# Early morning session with ballet elements, c&c



## dzfoto (Oct 2, 2010)

Hi, everyone  There are some shoots I done in a very early morning in Lithuania in a city of Kaunas old town streets.  I wanted soft lighting before the sun comes up. And of course quite empty street look. Your c&c are welcome! 
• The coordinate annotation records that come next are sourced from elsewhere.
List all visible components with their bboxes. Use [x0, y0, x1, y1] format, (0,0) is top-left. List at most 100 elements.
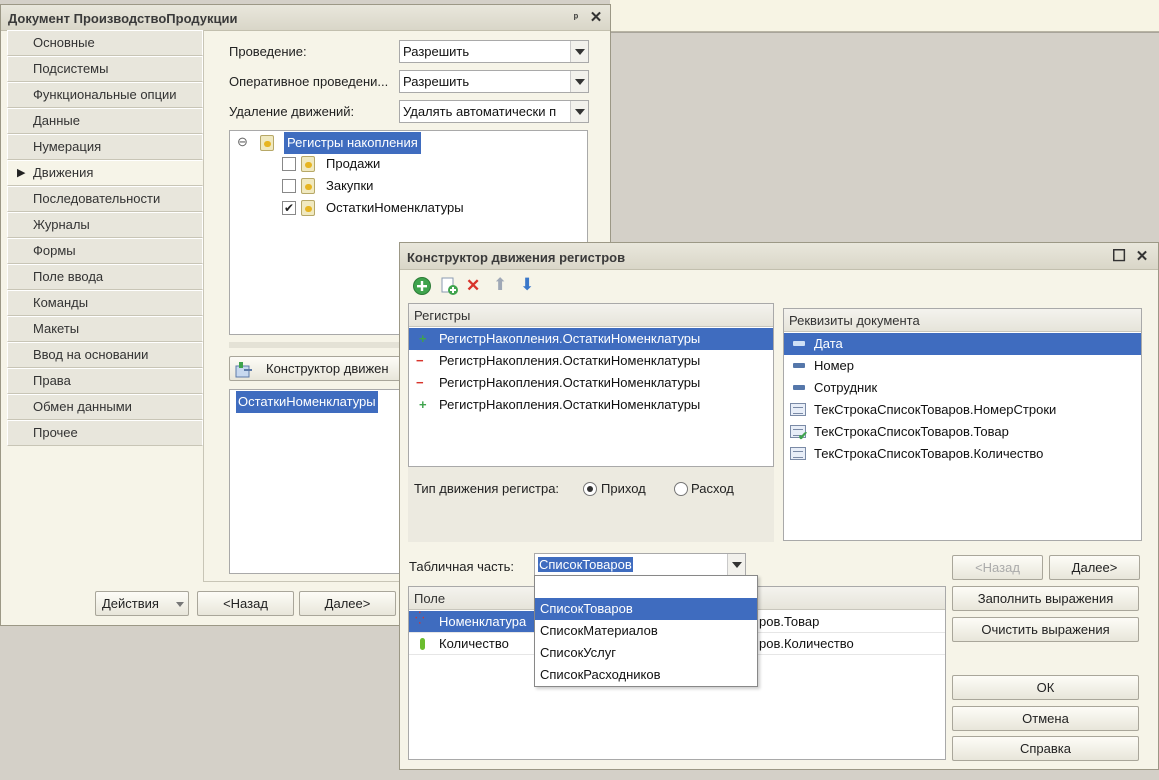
help-button[interactable]: Справка — [952, 736, 1139, 761]
movements-list-item[interactable]: ОстаткиНоменклатуры — [236, 391, 378, 413]
sidebar-item-posledovatelnosti[interactable]: Последовательности — [7, 186, 203, 212]
attribute-row[interactable]: ТекСтрокаСписокТоваров.НомерСтроки — [784, 399, 1141, 421]
ok-button[interactable]: ОК — [952, 675, 1139, 700]
splitter[interactable] — [229, 342, 404, 348]
collapse-icon[interactable]: ⊖ — [237, 134, 248, 150]
cancel-button[interactable]: Отмена — [952, 706, 1139, 731]
register-row[interactable]: + РегистрНакопления.ОстаткиНоменклатуры — [409, 394, 773, 416]
sidebar-item-pole-vvoda[interactable]: Поле ввода — [7, 264, 203, 290]
checkbox-ostatki[interactable]: ✔ — [282, 201, 296, 215]
sidebar-item-obmen-dannymi[interactable]: Обмен данными — [7, 394, 203, 420]
chevron-down-icon[interactable] — [570, 41, 588, 62]
fill-expressions-button[interactable]: Заполнить выражения — [952, 586, 1139, 611]
radio-expense[interactable] — [674, 482, 688, 496]
attribute-row[interactable]: ТекСтрокаСписокТоваров.Количество — [784, 443, 1141, 465]
field-name: Количество — [439, 636, 509, 651]
background-strip — [610, 0, 1159, 32]
sidebar-item-makety[interactable]: Макеты — [7, 316, 203, 342]
pin-icon[interactable]: ᵖ — [567, 9, 585, 27]
copy-add-icon[interactable] — [439, 276, 459, 296]
delete-movements-select[interactable]: Удалять автоматически п — [399, 100, 589, 123]
sidebar-item-label: Команды — [33, 295, 89, 310]
register-row-label: РегистрНакопления.ОстаткиНоменклатуры — [439, 331, 701, 346]
sidebar-item-numeraciya[interactable]: Нумерация — [7, 134, 203, 160]
dropdown-option[interactable]: СписокРасходников — [535, 664, 757, 686]
tree-item-prodazhi[interactable]: Продажи — [326, 153, 380, 175]
constructor-button[interactable]: Конструктор движен — [229, 356, 401, 381]
attribute-icon — [793, 341, 805, 346]
dropdown-option[interactable]: СписокМатериалов — [535, 620, 757, 642]
dropdown-option[interactable]: СписокТоваров — [535, 598, 757, 620]
checkbox-prodazhi[interactable] — [282, 157, 296, 171]
sidebar-item-formy[interactable]: Формы — [7, 238, 203, 264]
document-attributes-header: Реквизиты документа — [784, 309, 1141, 332]
posting-label: Проведение: — [229, 44, 307, 59]
attribute-row[interactable]: ✔ ТекСтрокаСписокТоваров.Товар — [784, 421, 1141, 443]
background-divider — [610, 32, 1159, 33]
close-icon[interactable]: ✕ — [1133, 248, 1151, 266]
attribute-row[interactable]: Номер — [784, 355, 1141, 377]
sidebar-item-label: Прочее — [33, 425, 78, 440]
realtime-posting-select[interactable]: Разрешить — [399, 70, 589, 93]
chevron-down-icon[interactable] — [727, 554, 745, 575]
attribute-row-label: Номер — [814, 358, 855, 373]
dropdown-option[interactable]: СписокУслуг — [535, 642, 757, 664]
next-button[interactable]: Далее> — [299, 591, 396, 616]
tree-item-ostatki[interactable]: ОстаткиНоменклатуры — [326, 197, 464, 219]
sidebar-item-osnovnye[interactable]: Основные — [7, 30, 203, 56]
move-up-icon[interactable]: ⬆ — [493, 275, 507, 295]
attribute-row[interactable]: Сотрудник — [784, 377, 1141, 399]
move-down-icon[interactable]: ⬇ — [520, 275, 534, 295]
sidebar-item-funkcionalnye-opcii[interactable]: Функциональные опции — [7, 82, 203, 108]
income-icon: + — [419, 331, 427, 346]
document-attributes-table: Реквизиты документа Дата Номер Сотрудник… — [783, 308, 1142, 541]
constructor-titlebar: Конструктор движения регистров ☐ ✕ — [400, 243, 1158, 270]
tabular-part-select[interactable]: СписокТоваров — [534, 553, 746, 576]
delete-movements-label: Удаление движений: — [229, 104, 355, 119]
tree-item-zakupki[interactable]: Закупки — [326, 175, 373, 197]
chevron-down-icon[interactable] — [570, 101, 588, 122]
dialog-back-button[interactable]: <Назад — [952, 555, 1043, 580]
radio-income-label[interactable]: Приход — [601, 481, 646, 496]
maximize-icon[interactable]: ☐ — [1110, 248, 1128, 266]
sidebar-item-prava[interactable]: Права — [7, 368, 203, 394]
attribute-row-label: ТекСтрокаСписокТоваров.Товар — [814, 424, 1009, 439]
register-icon — [301, 156, 315, 172]
sidebar-item-zhurnaly[interactable]: Журналы — [7, 212, 203, 238]
sidebar-item-dannye[interactable]: Данные — [7, 108, 203, 134]
checkbox-zakupki[interactable] — [282, 179, 296, 193]
register-row[interactable]: − РегистрНакопления.ОстаткиНоменклатуры — [409, 350, 773, 372]
tabular-part-label: Табличная часть: — [409, 559, 514, 574]
delete-icon[interactable]: ✕ — [466, 276, 480, 296]
sidebar-item-dvizheniya[interactable]: ▶ Движения — [7, 160, 203, 186]
field-expression: ров.Товар — [759, 614, 820, 629]
close-icon[interactable]: ✕ — [587, 9, 605, 27]
actions-button[interactable]: Действия — [95, 591, 189, 616]
dialog-next-button[interactable]: Далее> — [1049, 555, 1140, 580]
sidebar-item-label: Движения — [33, 165, 94, 180]
document-title: Документ ПроизводствоПродукции — [8, 11, 238, 26]
posting-select[interactable]: Разрешить — [399, 40, 589, 63]
register-row[interactable]: + РегистрНакопления.ОстаткиНоменклатуры — [409, 328, 773, 350]
sidebar-item-label: Поле ввода — [33, 269, 104, 284]
radio-expense-label[interactable]: Расход — [691, 481, 734, 496]
attribute-row[interactable]: Дата — [784, 333, 1141, 355]
delete-movements-value: Удалять автоматически п — [403, 104, 557, 119]
add-icon[interactable] — [412, 276, 432, 296]
attribute-icon — [793, 363, 805, 368]
sidebar-item-label: Журналы — [33, 217, 90, 232]
tree-root-label[interactable]: Регистры накопления — [284, 132, 421, 154]
tabular-part-dropdown: СписокТоваров СписокМатериалов СписокУсл… — [534, 575, 758, 687]
chevron-down-icon[interactable] — [570, 71, 588, 92]
posting-value: Разрешить — [403, 44, 470, 59]
sidebar-item-label: Нумерация — [33, 139, 102, 154]
clear-expressions-button[interactable]: Очистить выражения — [952, 617, 1139, 642]
attribute-row-label: ТекСтрокаСписокТоваров.Количество — [814, 446, 1044, 461]
radio-income[interactable] — [583, 482, 597, 496]
back-button[interactable]: <Назад — [197, 591, 294, 616]
sidebar-item-podsistemy[interactable]: Подсистемы — [7, 56, 203, 82]
sidebar-item-prochee[interactable]: Прочее — [7, 420, 203, 446]
sidebar-item-komandy[interactable]: Команды — [7, 290, 203, 316]
register-row[interactable]: − РегистрНакопления.ОстаткиНоменклатуры — [409, 372, 773, 394]
sidebar-item-vvod-na-osnovanii[interactable]: Ввод на основании — [7, 342, 203, 368]
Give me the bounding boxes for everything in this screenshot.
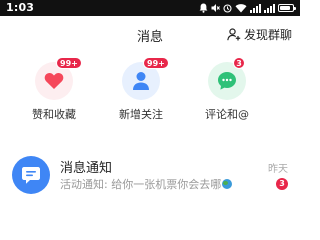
- bell-icon: [199, 3, 208, 13]
- avatar: [12, 156, 50, 194]
- globe-icon: [222, 179, 233, 189]
- followers-badge: 99+: [143, 57, 169, 69]
- comments-icon-circle: 3: [208, 57, 246, 100]
- header: 消息 发现群聊: [0, 16, 300, 54]
- category-comments-and-mentions[interactable]: 3 评论和@: [192, 57, 262, 122]
- status-bar: 1:03: [0, 0, 300, 16]
- battery-icon: [278, 4, 296, 12]
- item-timestamp: 昨天: [268, 164, 288, 175]
- message-categories: 99+ 赞和收藏 99+ 新增关注 3 评论和@: [0, 57, 300, 132]
- heart-icon: [44, 72, 64, 89]
- item-title: 消息通知: [60, 161, 113, 176]
- person-icon: [133, 72, 149, 90]
- person-add-icon: [227, 28, 241, 41]
- alarm-icon: [223, 4, 232, 13]
- comment-icon: [218, 72, 236, 90]
- item-preview: 活动通知: 给你一张机票你会去哪: [60, 176, 233, 192]
- message-icon: [22, 166, 40, 184]
- discover-label: 发现群聊: [243, 28, 292, 42]
- category-likes-and-favorites[interactable]: 99+ 赞和收藏: [19, 57, 89, 122]
- category-new-followers[interactable]: 99+ 新增关注: [106, 57, 176, 122]
- likes-icon-circle: 99+: [35, 57, 82, 100]
- battery-level: [280, 6, 290, 10]
- item-preview-text: 活动通知: 给你一张机票你会去哪: [60, 178, 222, 191]
- comments-badge: 3: [233, 57, 245, 69]
- unread-badge: 3: [276, 178, 288, 190]
- list-item-message-notification[interactable]: 消息通知 活动通知: 给你一张机票你会去哪 昨天 3: [0, 148, 300, 200]
- mute-icon: [211, 4, 220, 12]
- likes-badge: 99+: [56, 57, 82, 69]
- comments-label: 评论和@: [205, 108, 249, 121]
- status-time: 1:03: [6, 1, 35, 14]
- wifi-icon: [235, 4, 247, 13]
- status-icons: [199, 3, 296, 13]
- signal-icon: [250, 3, 261, 13]
- signal-icon: [264, 3, 275, 13]
- likes-label: 赞和收藏: [32, 108, 76, 121]
- followers-icon-circle: 99+: [122, 57, 169, 100]
- followers-label: 新增关注: [119, 108, 163, 121]
- discover-group-chat-button[interactable]: 发现群聊: [227, 26, 292, 43]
Full photo set at my website: Aust&#279;jos fotosesija | www.dz-foto.lt

Please, view at full resolution. Thanks.

1.






2.





3.





4.





5.





6.





7.





8.


----------



## oldmacman (Oct 2, 2010)

I like these so much I checked out the whole series on your site. The only ones that seems out of place are the sign board shots. Beautiful series.


----------



## RauschPhotography (Oct 2, 2010)

#2 and #7 are wonderful! great job


----------



## D-B-J (Oct 2, 2010)

Wow, those are great! The only critique is that number 4 seems a little bright


----------



## hazcapjax (Oct 2, 2010)

RauschPhotography said:


> #2 and #7 are wonderful! great job



my favorites, too.


----------



## dzfoto (Oct 2, 2010)

oldmacman said:


> I like these so much I checked out the whole series on your site. The only ones that seems out of place are the sign board shots. Beautiful series.



Thanks!



RauschPhotography said:


> #2 and #7 are wonderful! great job



Thanks!



D-B-J said:


> Wow, those are great! The only critique is that number 4 seems a little bright



Thank you! I processed this photo in a pastel colors to create special softness. All original images are equally exposed 



hazcapjax said:


> RauschPhotography said:
> 
> 
> > #2 and #7 are wonderful! great job
> ...



Thank you!


----------



## PerfectlyFlawed (Oct 2, 2010)

Your pictures never cease to amaze me DZ! Great shots!


----------



## Arkanjel Imaging (Oct 2, 2010)

Those first two are tight.  :thumbup:  Love the color processing in #2.


----------



## rock3ralex (Oct 2, 2010)

beautiful photos. What lens do you use for your wedding and portrait shots?


----------



## Sbuxo (Oct 2, 2010)

i think i love you. o_o


----------



## dzfoto (Oct 3, 2010)

PerfectlyFlawed said:


> Your pictures never cease to amaze me DZ! Great shots!





Arkanjel Imaging said:


> Those first two are tight.  :thumbup:  Love the color processing in #2.





rock3ralex said:


> beautiful photos. What lens do you use for your wedding and portrait shots?





Sbuxo said:


> i think i love you. o_o



Thanks, everyone! 

rock3ralex, I use only canon L series lenses, they are from 14 to 200 mm. My favorite is 35 1.4


----------



## jackiejay (Oct 3, 2010)

Beautiful


----------



## g-fi (Oct 3, 2010)

Amazing, as always.


----------



## DirtyDFeckers (Oct 4, 2010)

These are fantastic!


----------



## Big Mike (Oct 4, 2010)

Very interesting and exceptionally done.  Thanks for sharing.


----------



## Derrel (Oct 4, 2010)

Good stuff! You really know your way around a camera!


----------



## erinag99 (Oct 4, 2010)

I love them!


----------



## Bonzai (Oct 4, 2010)

WOW!!!  Really awesome shots!


----------



## Hardrock (Oct 4, 2010)

Beautiful!


----------



## meganmarie (Oct 4, 2010)

I agree with most everyone 2 and 7 are wonderful!


----------



## dzfoto (Oct 5, 2010)

jackiejay said:


> Beautiful





g-fi said:


> Amazing, as always.





DirtyDFeckers said:


> These are fantastic!





Big Mike said:


> Very interesting and exceptionally done.  Thanks for sharing.





Derrel said:


> Good stuff! You really know your way around a camera!





erinag99 said:


> I love them!





Bonzai said:


> WOW!!!  Really awesome shots!





Hardrock said:


> Beautiful!





meganmarie said:


> I agree with most everyone 2 and 7 are wonderful!



Thank you very much!


----------